Aucun siège n’est plus libre, tout est étriqué… je pense aux personnes corpulentes ; des enfants pleurent, l’eau est payante, la publicité sur tous les sièges… je me permets de retourner cette « quasi-agression », immixtion dans mes yeux et mon esprit, pour vanter une boisson CC trop connue…. du vin en précisant qu’il est limité à 2 verres par personnes, une barre hyper-sucrée, un paquet de chips puis une pub pour conseiller aux gens de manger moins sucré, moins salé, moins gras…. Images imposées à 20 cm devant mes yeux, je ne peux y échapper… on dit que « les yeux sont la fenêtre de l’âme »…. je regarde autour de moi, personne ne semble offusqué. C’est un paysage qui est rentré dans la normalité pour presque tout le monde. Je suis peut-être un peu moins « intoxiquée », n’ayant pas la télé, ne lisant pas les magazines à sensation, les journaux distribués gratuitement dans les trains (sauf de temps en temps pour me tenir au courant de la « nourriture médiatique » étalée à tous vents…. Pour asservir, forcer à l’allégeance devant les processus de rentabilité qui ne nourrissent plus que quelques uns d’entre nous ?)… mais chacun est « libre », enfin à la mesure de sa conscience.
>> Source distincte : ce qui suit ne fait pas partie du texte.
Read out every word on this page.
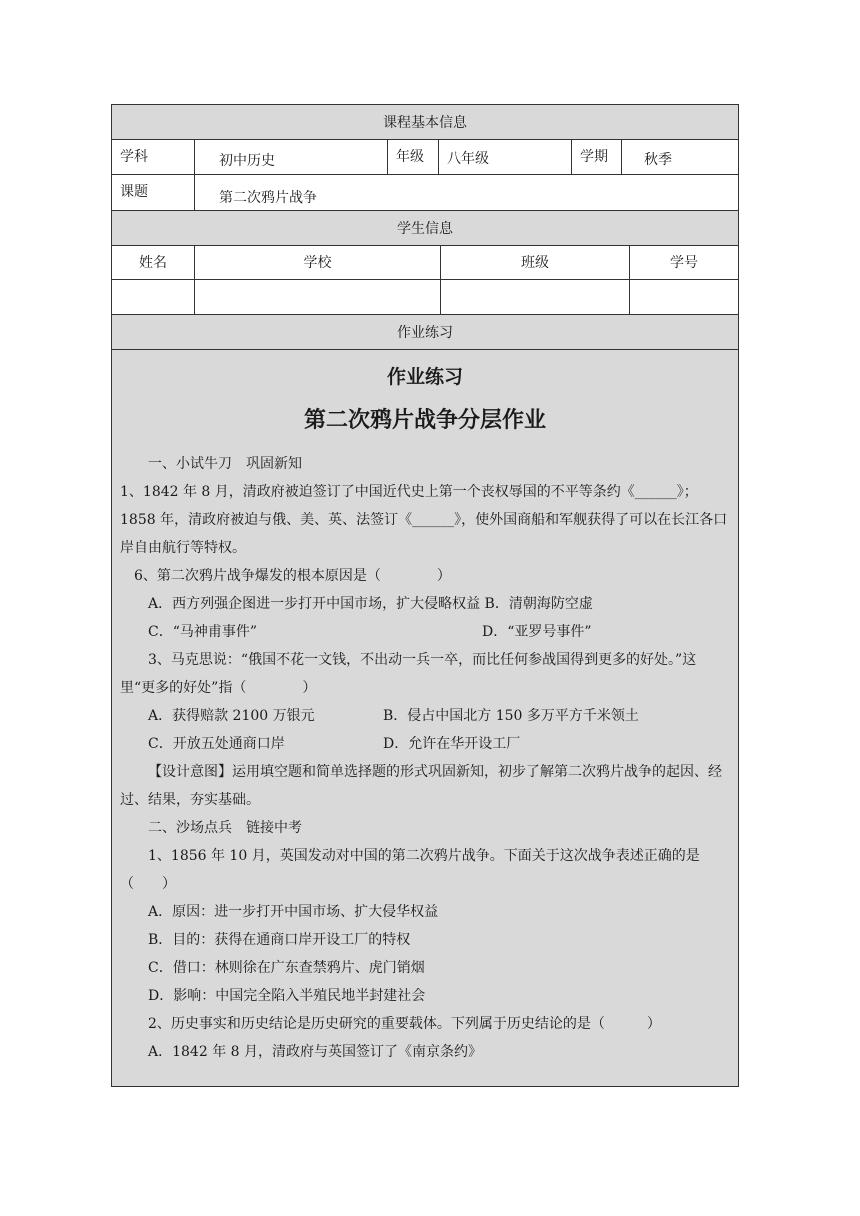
课程基本信息
学科	初中历史	年级	八年级	学期	秋季
课题	第二次鸦片战争
学生信息
姓名	学校	班级	学号
作业练习
作业练习
第二次鸦片战争分层作业

一、小试牛刀　巩固新知

1、1842 年 8 月，清政府被迫签订了中国近代史上第一个丧权辱国的不平等条约《______》；

1858 年，清政府被迫与俄、美、英、法签订《______》，使外国商船和军舰获得了可以在长江各口岸自由航行等特权。

6、第二次鸦片战争爆发的根本原因是（　　　　）

A．西方列强企图进一步打开中国市场，扩大侵略权益 B．清朝海防空虚

C．“马神甫事件”	D．“亚罗号事件”

3、马克思说：“俄国不花一文钱，不出动一兵一卒，而比任何参战国得到更多的好处。”这里“更多的好处”指（　　　　）

A．获得赔款 2100 万银元	B．侵占中国北方 150 多万平方千米领土
C．开放五处通商口岸	D．允许在华开设工厂

【设计意图】运用填空题和简单选择题的形式巩固新知，初步了解第二次鸦片战争的起因、经过、结果，夯实基础。

二、沙场点兵　链接中考

1、1856 年 10 月，英国发动对中国的第二次鸦片战争。下面关于这次战争表述正确的是（　　）

A．原因：进一步打开中国市场、扩大侵华权益

B．目的：获得在通商口岸开设工厂的特权

C．借口：林则徐在广东查禁鸦片、虎门销烟

D．影响：中国完全陷入半殖民地半封建社会

2、历史事实和历史结论是历史研究的重要载体。下列属于历史结论的是（　　　）

A．1842 年 8 月，清政府与英国签订了《南京条约》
Le fameux libre-arbitre…. Si tant est que l’arbitre existe encore ….. ou connaisse les vraies règles….. ceci est une autre histoire.
Enfin, notre âme à intérêt à être bien stable si elle ne veut pas se laisser influencer par ces incessantes et subtiles tentatives de submersion mercantile… qui ne se limitent d’ailleurs pas à l’image ! … voilà que plusieurs messages diffusés dans cet habitacle restreint nous rappellent que nous avons l’unique chance d’acheter des cigarettes moins chères, de l’alcool, du parfum ou d’autres produits de luxe de marques trop connues.
Je regarde autour de moi, des oreilles se dressent, des regards s’allument, des portefeuilles apparaissent, on discute en attendant le passage du chariot magique qui trompe l’ennui, ou peut-être est-il aussi l’antidote à une angoisse diffuse ; j’assiste au miracle de la multiplication des …. Non pas des pains, mais pizzas, paquets de sucrerie, cannettes, cartouche de cigarettes, paquets en tous genre …. Je ne savais pas qu’un tel petit chariot pouvait contenir autant d’affaires et contenter autant d’affamés !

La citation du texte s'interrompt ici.